How to run ‘headless’ virtual machines in OS X

“If you run multiple operating systems on your Mac in virtual machines, then you likely use either Virtual Box, VMWare Fusion, or Parallels Desktop,” Topher Kessler writes for MacIssues. “For the most part, when you set up a VM on your Mac with any of these solutions, it will run as a window that shows you the graphical view of the virtualized OS. However, if you use your VMs for servers instead of running desktop applications, then you can use a small trick to run them in the background, and thereby save both a little processing power and some desktop clutter.”

“By default when running VM software will show some virtual machine list window, where you can select your desired VM and launch or configure it,” Kessler writes. “However, when run from these interfaces, a display view to the virtual machine will show.
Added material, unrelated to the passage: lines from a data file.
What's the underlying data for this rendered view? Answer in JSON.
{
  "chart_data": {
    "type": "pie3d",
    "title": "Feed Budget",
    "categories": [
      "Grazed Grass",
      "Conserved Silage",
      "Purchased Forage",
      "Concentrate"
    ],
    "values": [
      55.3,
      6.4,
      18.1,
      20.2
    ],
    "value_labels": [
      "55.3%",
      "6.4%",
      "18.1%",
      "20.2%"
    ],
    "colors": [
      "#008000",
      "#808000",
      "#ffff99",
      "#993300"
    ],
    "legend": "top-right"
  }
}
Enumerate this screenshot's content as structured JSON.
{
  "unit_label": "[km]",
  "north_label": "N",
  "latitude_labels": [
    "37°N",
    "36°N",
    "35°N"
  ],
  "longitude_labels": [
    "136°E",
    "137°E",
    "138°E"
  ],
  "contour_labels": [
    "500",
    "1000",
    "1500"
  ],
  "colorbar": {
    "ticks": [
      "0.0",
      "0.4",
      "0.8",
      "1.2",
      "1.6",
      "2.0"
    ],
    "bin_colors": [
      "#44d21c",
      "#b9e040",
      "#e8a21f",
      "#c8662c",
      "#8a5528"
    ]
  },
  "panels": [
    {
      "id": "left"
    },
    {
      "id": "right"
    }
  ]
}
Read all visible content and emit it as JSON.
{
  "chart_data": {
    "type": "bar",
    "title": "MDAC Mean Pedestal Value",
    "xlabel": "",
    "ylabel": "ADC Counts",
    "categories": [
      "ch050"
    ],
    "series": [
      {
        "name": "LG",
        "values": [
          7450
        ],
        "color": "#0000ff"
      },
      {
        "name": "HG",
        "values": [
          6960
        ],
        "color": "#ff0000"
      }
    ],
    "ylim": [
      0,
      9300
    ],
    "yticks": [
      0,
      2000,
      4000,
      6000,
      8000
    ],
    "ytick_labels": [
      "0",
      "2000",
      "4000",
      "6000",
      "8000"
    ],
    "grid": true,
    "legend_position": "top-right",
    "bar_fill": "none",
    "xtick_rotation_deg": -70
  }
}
Unfortunately, closing this view will generally suspend or shut down the VM.”

Kessler writes, “For the most part, you might not be too bothered by having a virtual machine window open, since you can hide or minimize it to keep it out of the way; however, if you want a more seamless and ‘headless’ approach for running your VM’s in the background, then the following approaches will do the trick.”

How to run ‘headless’ virtual machines in OS X here.

3 Comments

  1. When is Apple going to accept reality and allow OS X to run on Type I hypervisors? Type II hypervisors like Parallels and VMWare Desktop are all well and good for home use, but if you’re wanting to get the best performance possible out of your VMS, then you need to go up a level to get it.

    A VM OS X Server that runs without a full OS X desktop (think the recovery partition) that can be controlled by Server.app on a client Mac is what Apple needs to fill a really important gap in the market.